Do you remember that HUGE chicken egg I showed you a few weeks ago?

I showed it to my mother-in-law, and her eyes lit up and she said "That's a double yolk!"
I must have had a shocked look on my face, for she laughed and said, "Don't give that one away. When you open up there will be two inside; I'm sure of it."

And she was right. One of our chickens had twins. And they were tasty.

Monday, May 3, 2010

especially for me

I've posted in the past about my amaryllis "mother's day" flowers.
30 years ago my grandfather bought them when my mother was diagnosed with melanoma.
We've taken bulbs to transplant everywhere we've lived, and Mom brought some to my house the first few years we were here.
They've been close to blooming.
Today, after the phone call from my Dad saying Mom once again has
melanoma, I walk outside, and the flowers by the door have bloomed.
It's my rainbow, a sign of beauty, my reminder of hope.
Christ is here, and he's in the boat with me.

dangerous weekends

Two weekends ago my hometown, specifically the subdivision I lived in, was hit by a tornado.
This past weekend where I went to college was flooded. At least five of my friends in Nashville are okay, though two FWB churches and the Randall House printing & bookstore were flooded. We're still waiting word on the college itself.

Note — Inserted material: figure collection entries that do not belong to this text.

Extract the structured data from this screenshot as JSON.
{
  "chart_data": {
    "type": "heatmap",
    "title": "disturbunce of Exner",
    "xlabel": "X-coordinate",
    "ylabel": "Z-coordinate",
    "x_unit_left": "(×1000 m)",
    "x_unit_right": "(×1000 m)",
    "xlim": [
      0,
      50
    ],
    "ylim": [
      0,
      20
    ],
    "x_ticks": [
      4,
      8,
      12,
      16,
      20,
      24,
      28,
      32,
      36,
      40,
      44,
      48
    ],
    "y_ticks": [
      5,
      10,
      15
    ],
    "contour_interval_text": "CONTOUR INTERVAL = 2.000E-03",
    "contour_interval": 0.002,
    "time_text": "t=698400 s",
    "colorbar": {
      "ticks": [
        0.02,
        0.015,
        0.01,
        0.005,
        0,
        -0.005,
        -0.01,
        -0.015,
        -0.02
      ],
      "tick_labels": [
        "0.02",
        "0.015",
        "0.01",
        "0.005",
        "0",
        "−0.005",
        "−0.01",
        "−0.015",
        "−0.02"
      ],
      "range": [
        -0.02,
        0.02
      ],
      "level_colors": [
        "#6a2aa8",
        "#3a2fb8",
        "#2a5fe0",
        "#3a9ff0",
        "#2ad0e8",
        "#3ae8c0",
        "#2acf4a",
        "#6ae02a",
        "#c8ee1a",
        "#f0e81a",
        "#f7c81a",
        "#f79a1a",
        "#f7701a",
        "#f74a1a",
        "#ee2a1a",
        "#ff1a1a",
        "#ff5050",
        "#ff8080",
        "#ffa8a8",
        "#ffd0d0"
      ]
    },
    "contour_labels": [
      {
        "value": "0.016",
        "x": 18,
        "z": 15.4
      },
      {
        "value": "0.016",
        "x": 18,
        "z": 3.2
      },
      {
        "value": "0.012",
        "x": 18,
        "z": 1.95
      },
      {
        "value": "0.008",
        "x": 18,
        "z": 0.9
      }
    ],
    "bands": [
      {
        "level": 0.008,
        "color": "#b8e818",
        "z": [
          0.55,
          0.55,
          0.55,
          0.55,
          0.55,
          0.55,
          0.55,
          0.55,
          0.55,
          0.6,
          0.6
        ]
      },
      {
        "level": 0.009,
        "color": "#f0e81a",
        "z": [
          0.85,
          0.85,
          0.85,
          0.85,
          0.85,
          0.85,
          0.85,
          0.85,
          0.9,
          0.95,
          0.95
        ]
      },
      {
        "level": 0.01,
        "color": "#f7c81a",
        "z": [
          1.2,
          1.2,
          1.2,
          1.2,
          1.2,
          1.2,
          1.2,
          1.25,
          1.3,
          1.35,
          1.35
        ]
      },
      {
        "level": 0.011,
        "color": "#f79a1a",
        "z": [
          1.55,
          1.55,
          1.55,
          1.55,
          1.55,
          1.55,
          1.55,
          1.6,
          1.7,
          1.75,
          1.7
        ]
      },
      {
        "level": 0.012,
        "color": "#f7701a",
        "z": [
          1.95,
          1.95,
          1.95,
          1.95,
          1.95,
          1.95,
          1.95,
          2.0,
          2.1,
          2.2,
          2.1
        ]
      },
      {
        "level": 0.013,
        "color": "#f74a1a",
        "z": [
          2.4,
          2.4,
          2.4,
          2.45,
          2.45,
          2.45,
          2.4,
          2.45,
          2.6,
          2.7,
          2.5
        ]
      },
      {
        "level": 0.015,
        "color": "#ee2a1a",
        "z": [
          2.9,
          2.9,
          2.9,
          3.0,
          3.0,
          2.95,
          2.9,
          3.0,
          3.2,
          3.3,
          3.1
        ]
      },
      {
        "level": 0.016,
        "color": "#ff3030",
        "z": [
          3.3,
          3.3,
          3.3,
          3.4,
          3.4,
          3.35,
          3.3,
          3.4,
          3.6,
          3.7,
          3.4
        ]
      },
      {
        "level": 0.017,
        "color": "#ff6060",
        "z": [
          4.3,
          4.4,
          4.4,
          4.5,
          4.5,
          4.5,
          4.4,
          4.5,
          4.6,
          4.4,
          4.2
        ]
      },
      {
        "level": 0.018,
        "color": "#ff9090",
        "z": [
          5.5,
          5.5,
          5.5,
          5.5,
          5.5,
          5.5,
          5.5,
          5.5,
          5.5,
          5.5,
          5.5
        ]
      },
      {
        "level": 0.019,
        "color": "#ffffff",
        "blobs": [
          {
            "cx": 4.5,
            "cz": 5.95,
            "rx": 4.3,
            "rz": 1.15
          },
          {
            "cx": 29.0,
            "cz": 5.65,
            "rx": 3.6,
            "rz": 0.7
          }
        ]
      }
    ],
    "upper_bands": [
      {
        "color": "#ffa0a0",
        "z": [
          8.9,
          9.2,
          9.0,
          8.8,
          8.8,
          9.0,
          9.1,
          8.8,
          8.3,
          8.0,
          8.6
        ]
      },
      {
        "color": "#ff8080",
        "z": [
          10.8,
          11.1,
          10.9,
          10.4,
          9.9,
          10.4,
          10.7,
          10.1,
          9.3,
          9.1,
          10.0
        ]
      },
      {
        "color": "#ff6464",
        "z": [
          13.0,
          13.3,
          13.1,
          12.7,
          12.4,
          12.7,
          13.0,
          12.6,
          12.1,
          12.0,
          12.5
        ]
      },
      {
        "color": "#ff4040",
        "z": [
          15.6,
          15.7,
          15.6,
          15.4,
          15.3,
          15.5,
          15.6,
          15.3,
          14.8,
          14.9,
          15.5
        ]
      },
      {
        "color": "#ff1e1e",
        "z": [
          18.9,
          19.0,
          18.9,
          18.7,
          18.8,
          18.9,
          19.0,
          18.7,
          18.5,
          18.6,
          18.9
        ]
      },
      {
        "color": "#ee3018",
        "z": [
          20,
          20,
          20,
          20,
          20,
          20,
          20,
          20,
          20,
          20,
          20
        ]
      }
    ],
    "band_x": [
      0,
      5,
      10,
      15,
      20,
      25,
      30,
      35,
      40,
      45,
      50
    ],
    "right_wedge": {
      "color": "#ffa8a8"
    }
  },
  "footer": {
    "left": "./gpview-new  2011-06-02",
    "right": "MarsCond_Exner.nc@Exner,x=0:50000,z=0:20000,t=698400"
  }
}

Yesterday's jr church lesson was on possessions and God's view of them.
Last night's lesson was on our possessions, the needs of others, and our willingness to share and help, specifically for those impacted by national disasters such as famines.

Isn't it neat how the lessons we learn in church are always applicable to our lives?

Saturday, May 1, 2010

the not so funny funny pages

Yesterday while reading the comics (you know that section of the paper you always read first, just in case you don't have time for anything else), I was quite shocked to read this in one of my favorite strips:


Now, is Frazz saying he thinks the Bible is contradictory, or that the boy would think that? I was a tad offended, until I read the last panel. Just because you don't understand the section you are reading of something doesn't mean it contradicts the earlier parts. Or is he saying that only applies to math or science?

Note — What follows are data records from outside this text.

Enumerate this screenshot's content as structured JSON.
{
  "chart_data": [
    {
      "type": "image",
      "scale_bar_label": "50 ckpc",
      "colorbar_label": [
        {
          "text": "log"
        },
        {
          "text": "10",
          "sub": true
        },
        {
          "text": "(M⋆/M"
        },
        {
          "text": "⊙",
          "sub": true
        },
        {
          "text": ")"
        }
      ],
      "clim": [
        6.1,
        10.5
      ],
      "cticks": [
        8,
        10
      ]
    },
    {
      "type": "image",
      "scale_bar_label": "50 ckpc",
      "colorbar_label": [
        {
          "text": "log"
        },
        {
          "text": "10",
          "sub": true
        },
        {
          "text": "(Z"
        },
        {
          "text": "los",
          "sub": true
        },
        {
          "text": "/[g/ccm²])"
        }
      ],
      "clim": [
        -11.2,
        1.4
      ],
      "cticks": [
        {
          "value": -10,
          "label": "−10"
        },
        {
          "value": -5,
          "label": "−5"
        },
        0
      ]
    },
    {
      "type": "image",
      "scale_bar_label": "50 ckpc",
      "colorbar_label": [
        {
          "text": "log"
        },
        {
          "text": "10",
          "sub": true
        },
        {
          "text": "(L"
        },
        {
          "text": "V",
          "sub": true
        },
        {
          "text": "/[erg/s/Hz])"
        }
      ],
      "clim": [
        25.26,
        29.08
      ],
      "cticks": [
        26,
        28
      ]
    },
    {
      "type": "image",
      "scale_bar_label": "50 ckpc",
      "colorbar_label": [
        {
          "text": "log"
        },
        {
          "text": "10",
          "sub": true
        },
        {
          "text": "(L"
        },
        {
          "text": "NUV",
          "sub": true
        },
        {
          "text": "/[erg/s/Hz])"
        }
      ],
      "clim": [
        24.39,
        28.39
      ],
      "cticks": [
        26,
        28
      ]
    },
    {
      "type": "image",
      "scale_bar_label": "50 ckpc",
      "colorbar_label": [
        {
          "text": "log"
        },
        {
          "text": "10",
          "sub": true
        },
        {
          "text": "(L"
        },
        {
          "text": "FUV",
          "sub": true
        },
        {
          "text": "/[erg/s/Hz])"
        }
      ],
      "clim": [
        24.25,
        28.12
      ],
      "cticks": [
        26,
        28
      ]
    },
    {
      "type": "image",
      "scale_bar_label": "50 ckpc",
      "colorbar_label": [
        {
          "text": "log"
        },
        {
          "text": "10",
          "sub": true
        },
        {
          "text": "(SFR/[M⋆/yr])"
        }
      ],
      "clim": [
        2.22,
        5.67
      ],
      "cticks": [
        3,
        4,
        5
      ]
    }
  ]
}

Either way, it saddens me greatly that the world perceives Christians as ignorant, foolish, and illogical. I know Christ said the simplicity of our beliefs would cause people to claim the faith foolishness, but we have to admit there are tons of Christians who give credence to the claims of the world. And I struggle greatly sometimes with where to draw the line on things. I feel too many Christians shun the arts (both artwork and literature), astrology, and certain branches of science because of how corrupted the world has made some of those fields. I want to guard my heart, but I also think it's important to be educated. I think of Daniel, Paul, and Moses...all who were greatly used of God, but all of whom received "worldly" educations. They were well-trained in the best worldly methods of the day.

Which leads me back to the above comic - why is it a lack of understanding for Calculus but not the Bible?